I have seen how in our support for good causes we have come
to mirror the faults of those we oppose. You can see this in Keith Olbermann,
who is as guilty of simplification and manipulation of the facts as many on the
right, he just happens to be on the side I agree with — I still find him
annoying. And more tragically, we can see it in the way Israel betrays it's ideals by slowly becoming what it was founded in reaction against. But at the same time, to come back to the subject of the president
and the racism spilling out across America, this is where I lose my patience
with Obama. So it looks like he just stands there and takes the punches while
the wing-nut right goes to town. He talks of bipartisanship in a city where one
party has the knives out for him. It isn’t easy to do that. It is insanely
reasonable (there’s a phrase for you). It’s, pardon the expression, Christian.
It’s how he was able to go the Islamic nations and speak to their issues in ways anyone rarely speaks out (or can in their societies without fear of imprisonment or worse). And how he was able to tell Israel off on the subject of the settlements.
It’s how he was able to go to the black churches and say he supports lgbt rights while at the same time pushing back on the lgbt community, and pushing our buttons by embracing so-called religious figures we see as divisive if not simply outright hateful.
The thing that seems to give Obama his strength is just his ability to hold the tensions and see the ambiguities. He isn’t ambivalent in the face of these things. Psychologist Arnold Mindell has made a career of studying the ability to stand in this position and gain strength from it. He calls it Worldwork.
It’s a way of finding strength in admitting and opening to the individual and community failures, and committing listening deeply to the other. Listening to what’s under some of the insane words: the fears that aren’t spoken because they are more threatening, and speaking to them.
I won’t say Obama is a master of this at all. He enrages me much of the time, and disappoints me. And I worry that his insanely reasonable attitude will lose the next election. But at the same time, I have to admire his unwavering commitment to staying open. He said it in his recent speech to Congress when he offered to work with others who were willing to constructively work together even it meant compromise and conflict. He doesn’t shy from that. But he did say that he would move ahead without them if they weren’t willing to do the work.
He is the adult in the room. I don’t know what his spiritual path is. He spent time in a madrasah in Indonesia. He joined a church in Chicago. Like me, he may well be a boundary crosser. And I don’t know what his process of review and self-examination is. What I do know is that now is the time we in my traditional faith community spends in examination of ourselves as a community and individuals.
I don’t have all the answers. I don’t have many of them. But I won’t let my misgivings over the real problems in Israel let me waver in my defense of it in the face of insane zealotry — both from within and without.
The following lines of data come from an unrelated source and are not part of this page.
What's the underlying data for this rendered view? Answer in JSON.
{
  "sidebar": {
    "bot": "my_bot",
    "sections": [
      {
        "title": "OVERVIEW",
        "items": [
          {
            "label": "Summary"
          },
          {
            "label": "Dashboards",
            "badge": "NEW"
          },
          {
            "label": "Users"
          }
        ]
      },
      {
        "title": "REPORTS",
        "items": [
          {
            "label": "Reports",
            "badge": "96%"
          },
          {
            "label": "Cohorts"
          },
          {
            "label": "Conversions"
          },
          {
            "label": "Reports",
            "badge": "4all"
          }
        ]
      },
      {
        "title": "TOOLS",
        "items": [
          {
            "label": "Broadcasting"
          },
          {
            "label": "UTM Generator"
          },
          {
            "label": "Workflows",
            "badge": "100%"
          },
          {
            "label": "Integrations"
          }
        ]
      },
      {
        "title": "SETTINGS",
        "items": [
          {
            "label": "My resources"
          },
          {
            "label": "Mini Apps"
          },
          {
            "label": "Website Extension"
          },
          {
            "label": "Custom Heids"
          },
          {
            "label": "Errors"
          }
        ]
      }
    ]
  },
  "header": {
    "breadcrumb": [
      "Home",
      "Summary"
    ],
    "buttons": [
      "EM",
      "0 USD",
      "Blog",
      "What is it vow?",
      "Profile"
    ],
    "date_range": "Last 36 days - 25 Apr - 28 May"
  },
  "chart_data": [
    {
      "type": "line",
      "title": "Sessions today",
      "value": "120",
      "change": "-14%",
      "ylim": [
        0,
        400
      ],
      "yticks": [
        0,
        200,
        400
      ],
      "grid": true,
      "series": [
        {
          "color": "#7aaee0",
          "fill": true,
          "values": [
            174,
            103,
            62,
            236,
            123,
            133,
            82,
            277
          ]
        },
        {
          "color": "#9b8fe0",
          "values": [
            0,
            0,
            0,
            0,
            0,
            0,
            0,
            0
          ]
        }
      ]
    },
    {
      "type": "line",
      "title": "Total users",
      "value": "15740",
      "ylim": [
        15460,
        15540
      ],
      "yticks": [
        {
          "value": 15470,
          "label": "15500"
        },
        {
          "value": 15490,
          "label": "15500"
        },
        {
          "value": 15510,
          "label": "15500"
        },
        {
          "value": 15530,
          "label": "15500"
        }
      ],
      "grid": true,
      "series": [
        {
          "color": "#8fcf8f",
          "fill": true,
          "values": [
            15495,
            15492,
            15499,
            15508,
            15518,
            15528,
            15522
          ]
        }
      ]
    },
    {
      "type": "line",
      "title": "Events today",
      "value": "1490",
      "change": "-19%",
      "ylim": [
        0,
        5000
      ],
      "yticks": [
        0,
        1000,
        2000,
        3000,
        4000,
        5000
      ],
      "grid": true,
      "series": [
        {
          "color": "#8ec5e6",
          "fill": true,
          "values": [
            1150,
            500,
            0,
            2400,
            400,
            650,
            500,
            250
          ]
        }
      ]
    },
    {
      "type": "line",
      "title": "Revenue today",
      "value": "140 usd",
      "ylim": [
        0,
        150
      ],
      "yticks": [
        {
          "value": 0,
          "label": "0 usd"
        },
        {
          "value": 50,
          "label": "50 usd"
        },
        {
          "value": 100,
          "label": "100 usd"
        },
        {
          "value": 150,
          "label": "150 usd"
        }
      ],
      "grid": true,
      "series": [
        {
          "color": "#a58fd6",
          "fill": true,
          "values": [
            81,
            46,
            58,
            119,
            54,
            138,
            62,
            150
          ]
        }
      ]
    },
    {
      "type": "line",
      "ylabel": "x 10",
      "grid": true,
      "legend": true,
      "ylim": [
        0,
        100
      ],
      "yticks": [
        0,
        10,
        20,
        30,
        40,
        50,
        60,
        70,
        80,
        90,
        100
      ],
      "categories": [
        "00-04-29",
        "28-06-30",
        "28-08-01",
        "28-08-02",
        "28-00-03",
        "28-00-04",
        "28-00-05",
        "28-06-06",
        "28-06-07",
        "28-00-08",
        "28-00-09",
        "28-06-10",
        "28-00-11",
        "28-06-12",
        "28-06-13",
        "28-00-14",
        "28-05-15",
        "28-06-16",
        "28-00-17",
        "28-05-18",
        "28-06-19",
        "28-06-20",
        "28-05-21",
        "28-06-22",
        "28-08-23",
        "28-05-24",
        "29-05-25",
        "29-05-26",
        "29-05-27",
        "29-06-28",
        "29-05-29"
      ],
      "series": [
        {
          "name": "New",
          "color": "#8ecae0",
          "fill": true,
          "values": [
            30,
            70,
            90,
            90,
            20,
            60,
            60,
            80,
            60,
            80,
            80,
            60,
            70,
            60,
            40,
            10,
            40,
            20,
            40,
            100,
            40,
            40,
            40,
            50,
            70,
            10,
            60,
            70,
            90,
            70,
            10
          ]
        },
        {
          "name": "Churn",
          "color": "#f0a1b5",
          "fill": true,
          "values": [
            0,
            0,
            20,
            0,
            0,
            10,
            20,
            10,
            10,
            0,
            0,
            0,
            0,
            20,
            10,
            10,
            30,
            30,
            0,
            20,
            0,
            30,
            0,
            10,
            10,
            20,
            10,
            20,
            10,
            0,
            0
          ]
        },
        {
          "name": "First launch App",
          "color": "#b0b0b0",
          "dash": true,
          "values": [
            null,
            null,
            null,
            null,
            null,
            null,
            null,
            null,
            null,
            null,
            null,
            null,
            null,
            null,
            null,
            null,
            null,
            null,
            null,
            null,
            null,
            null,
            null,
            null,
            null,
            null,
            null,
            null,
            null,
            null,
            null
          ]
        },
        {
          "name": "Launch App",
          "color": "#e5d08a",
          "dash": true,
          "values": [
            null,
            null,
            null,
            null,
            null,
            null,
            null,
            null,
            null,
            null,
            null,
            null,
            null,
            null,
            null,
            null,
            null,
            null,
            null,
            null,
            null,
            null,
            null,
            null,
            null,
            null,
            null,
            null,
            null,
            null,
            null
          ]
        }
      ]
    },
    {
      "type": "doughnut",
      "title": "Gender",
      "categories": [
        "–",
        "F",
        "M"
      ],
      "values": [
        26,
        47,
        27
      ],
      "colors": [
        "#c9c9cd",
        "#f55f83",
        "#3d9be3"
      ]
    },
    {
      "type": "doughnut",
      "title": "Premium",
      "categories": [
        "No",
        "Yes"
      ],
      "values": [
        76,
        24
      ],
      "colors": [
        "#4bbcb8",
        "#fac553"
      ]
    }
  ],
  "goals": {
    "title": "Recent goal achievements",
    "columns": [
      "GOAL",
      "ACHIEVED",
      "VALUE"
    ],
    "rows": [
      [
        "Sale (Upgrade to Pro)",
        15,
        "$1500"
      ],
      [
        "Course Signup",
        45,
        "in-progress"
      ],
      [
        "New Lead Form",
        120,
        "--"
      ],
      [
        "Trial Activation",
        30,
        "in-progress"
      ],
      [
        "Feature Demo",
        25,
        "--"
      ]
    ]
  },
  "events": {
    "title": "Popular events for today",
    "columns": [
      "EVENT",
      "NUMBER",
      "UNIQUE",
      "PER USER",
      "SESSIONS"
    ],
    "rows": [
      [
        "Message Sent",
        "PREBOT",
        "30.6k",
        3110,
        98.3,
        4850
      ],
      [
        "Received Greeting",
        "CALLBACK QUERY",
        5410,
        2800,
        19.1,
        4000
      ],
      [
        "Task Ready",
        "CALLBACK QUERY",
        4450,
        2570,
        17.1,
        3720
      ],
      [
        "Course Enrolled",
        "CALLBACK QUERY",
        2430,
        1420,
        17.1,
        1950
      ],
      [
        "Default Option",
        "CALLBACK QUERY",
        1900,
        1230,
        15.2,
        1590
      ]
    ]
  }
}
Both against the haredi attacking the lgbt community and the surrounding countries attacking Israel’s right to exist.
And in the meantime, I’ll spend the next ten days doing some
of the spiritual work of the season, examining my intention, words and actions.
But I have found the best season to do this work is always now. As the 10th
step of the 12 step tradition suggests: continue to take personal inventory,
and when wrong, promptly admit it.
I'm sure I've offended many with this. Well, that assumes many have read this, and have even read this far, and I know better. This is part of my own writing out of my internal struggle with these issues, in the hope that I can act with equanimity if not zealous certainty. I hope this challenges you to do your work. I welcome your comments, and of course...
May you all have a new year that is both sweet and free of high fructose corn syrup.